We've also sat through interviews with these mercenary bookies (Times Now, Headlines Today) who explained spot-fixing, rate cards and all. The news channels were delighted when the "honey trap" found its way into the story and bookies said "women made it [entrapping cricketers] easier". That gave them just the excuse they needed to titillate us with sketches of curvaceous female figures — the "call girls" — and fleeting glimpses of smoky dancing scenes. The screen became steamier and steamier as Aaj Tak had a "Marathi actress" with Sreesanth when he was arrested.

 

 

Former cricket stars suddenly found themselves in a spot of trouble with incensed anchors demanding answers for the behaviour of their fellow cricketers: from Kapil Dev and Sourav Ganguly (Aaj Tak, Headlines Today) to Sunil Gavaskar (NDTV 24x7), they all said that a few bad apples did not mean cricket was rotten to the core.

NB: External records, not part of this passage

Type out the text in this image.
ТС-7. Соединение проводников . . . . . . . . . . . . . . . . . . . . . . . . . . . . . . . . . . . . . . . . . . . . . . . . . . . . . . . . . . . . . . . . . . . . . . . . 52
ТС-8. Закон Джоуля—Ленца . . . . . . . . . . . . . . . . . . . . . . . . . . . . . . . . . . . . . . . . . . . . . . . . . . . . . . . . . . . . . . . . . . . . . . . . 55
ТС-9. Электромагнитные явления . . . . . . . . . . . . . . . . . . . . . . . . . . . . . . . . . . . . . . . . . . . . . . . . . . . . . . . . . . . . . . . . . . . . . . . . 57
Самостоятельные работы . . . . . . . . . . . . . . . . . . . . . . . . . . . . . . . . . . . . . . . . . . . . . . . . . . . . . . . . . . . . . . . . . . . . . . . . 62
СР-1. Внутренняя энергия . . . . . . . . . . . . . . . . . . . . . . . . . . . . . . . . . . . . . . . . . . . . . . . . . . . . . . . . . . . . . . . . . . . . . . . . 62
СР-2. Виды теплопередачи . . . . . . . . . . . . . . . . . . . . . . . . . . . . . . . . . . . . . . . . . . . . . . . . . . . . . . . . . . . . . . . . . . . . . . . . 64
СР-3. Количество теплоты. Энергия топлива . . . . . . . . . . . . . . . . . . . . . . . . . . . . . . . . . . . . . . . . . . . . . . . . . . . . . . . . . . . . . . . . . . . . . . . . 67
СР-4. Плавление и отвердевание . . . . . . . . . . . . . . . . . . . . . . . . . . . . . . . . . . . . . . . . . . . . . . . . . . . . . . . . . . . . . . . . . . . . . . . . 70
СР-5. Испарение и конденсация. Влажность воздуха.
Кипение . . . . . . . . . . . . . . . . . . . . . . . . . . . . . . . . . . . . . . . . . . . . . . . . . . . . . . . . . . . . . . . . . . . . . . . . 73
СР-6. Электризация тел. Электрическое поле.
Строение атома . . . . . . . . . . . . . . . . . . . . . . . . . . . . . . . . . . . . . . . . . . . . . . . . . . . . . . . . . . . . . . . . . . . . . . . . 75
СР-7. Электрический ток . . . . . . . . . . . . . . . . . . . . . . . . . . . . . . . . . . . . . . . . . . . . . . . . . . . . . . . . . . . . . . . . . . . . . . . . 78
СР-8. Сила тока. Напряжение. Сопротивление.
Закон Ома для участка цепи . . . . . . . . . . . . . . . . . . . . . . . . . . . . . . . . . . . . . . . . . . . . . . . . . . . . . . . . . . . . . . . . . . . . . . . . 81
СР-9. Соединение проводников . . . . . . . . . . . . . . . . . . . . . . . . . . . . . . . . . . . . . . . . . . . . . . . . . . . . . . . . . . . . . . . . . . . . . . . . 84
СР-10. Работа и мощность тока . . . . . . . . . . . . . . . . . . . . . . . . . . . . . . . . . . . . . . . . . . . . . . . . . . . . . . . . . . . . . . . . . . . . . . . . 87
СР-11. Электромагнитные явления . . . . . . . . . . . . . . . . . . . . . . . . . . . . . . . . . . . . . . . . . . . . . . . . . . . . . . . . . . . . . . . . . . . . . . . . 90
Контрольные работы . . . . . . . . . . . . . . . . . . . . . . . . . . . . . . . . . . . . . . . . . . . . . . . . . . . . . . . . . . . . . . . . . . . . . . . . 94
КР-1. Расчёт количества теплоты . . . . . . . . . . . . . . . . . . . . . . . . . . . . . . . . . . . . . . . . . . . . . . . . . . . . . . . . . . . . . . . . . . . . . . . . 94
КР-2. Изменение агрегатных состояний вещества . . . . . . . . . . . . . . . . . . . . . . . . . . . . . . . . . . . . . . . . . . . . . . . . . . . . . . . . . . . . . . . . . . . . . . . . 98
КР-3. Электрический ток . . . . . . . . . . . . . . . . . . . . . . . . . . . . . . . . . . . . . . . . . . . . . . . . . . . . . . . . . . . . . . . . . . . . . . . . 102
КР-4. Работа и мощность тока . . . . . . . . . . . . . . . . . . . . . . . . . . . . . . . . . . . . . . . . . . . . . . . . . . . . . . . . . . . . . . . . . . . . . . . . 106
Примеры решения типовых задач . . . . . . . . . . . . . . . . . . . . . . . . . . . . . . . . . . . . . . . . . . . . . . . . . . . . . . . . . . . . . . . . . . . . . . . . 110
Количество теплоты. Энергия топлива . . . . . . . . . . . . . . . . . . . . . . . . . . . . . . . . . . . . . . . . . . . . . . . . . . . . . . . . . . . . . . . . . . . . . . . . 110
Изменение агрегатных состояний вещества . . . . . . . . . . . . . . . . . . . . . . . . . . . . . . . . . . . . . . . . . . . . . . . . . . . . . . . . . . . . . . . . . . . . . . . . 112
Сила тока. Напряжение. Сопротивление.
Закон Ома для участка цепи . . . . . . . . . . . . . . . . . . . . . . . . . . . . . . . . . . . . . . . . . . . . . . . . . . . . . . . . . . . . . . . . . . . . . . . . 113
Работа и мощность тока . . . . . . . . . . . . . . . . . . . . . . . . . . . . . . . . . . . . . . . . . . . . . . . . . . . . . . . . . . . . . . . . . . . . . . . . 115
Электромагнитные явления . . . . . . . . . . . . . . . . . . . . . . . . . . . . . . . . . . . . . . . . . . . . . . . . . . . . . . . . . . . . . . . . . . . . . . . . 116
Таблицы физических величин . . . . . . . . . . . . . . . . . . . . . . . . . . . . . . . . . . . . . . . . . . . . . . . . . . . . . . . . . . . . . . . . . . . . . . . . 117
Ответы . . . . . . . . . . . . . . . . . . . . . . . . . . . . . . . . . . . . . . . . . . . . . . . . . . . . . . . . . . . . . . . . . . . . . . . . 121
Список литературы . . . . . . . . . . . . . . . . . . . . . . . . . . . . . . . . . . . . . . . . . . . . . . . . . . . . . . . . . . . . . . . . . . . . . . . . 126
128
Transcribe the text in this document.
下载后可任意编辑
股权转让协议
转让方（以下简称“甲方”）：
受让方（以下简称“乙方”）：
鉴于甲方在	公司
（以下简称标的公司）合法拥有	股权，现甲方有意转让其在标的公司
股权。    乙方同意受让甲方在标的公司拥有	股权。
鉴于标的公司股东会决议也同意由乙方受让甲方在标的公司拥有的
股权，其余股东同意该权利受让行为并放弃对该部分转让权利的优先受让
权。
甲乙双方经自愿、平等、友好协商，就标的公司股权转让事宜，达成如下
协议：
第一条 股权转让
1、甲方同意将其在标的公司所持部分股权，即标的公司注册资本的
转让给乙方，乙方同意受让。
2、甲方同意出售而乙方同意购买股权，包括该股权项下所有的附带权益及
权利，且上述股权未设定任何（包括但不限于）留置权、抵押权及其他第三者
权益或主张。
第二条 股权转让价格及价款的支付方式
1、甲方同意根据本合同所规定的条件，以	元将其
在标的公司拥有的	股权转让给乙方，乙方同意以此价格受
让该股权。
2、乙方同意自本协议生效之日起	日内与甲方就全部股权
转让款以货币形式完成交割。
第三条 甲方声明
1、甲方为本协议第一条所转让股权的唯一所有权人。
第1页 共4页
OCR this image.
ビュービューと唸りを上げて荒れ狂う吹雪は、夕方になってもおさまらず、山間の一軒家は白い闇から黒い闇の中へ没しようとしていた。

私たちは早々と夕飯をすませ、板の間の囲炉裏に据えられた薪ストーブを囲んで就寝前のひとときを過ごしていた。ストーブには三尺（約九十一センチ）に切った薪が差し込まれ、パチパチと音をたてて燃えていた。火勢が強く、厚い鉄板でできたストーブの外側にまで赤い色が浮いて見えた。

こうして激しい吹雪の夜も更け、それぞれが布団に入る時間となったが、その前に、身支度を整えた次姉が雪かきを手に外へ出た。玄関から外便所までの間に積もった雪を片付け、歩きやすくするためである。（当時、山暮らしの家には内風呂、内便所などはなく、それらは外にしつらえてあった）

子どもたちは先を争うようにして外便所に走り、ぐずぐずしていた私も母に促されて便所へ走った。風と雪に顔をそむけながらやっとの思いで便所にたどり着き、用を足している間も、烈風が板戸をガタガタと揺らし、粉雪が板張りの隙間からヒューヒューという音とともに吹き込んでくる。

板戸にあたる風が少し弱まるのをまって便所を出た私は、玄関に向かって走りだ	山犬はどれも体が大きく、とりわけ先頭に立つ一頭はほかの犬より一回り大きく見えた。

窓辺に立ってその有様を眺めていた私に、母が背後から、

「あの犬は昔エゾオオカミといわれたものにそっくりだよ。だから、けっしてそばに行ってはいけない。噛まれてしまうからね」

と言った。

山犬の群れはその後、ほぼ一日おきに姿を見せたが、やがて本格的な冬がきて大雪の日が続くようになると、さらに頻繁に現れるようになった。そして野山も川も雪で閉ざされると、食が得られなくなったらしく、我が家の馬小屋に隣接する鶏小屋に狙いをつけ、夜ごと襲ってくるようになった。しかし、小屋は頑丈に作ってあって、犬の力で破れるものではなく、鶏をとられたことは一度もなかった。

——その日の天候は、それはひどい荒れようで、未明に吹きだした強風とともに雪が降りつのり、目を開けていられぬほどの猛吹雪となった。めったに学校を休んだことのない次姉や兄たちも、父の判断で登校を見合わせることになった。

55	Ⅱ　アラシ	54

Rahul Mehra, laywer and activist, was having none of it: he was on every news channel saying former cricketers were compromised, the BCCI chairman should be "thrown out" because of a conflict of interest, and what prevented politicians from passing a bill to fix the problem (Headlines Today). Kapil Sibal obviously heard him.

 

 

A calm and, according to CNN-IBN, more "open" N. Srinivasan — current BCCI president — went to a live press conference to plead his helplessness. Such press conferences need to be better organised when they're telecast on TV. As it was, we saw Srinivasan answering questions we couldn't hear from people we couldn't see see.

 

 

After Sreesanth, it was the turn of UPA 2 to be in a fix. Tuesday saw opinion surveys on ABP, Aaj Tak/ Headlines Today and CNN-IBN give the four-year-old government a very poor record card, and the first two news channels indicate a comprehensive defeat for Congress in the Lok Sabha polls. Heard at least one Congressman argue, on air, that these surveys were being used to boost the BJP and Narendra Modi's electoral chances — a case of poll-fixing?

 

 

Lastly, wanted: a first class weather show on TV that gives us regular temperature updates throughout the day and forecasts the days ahead with monsoon predictions.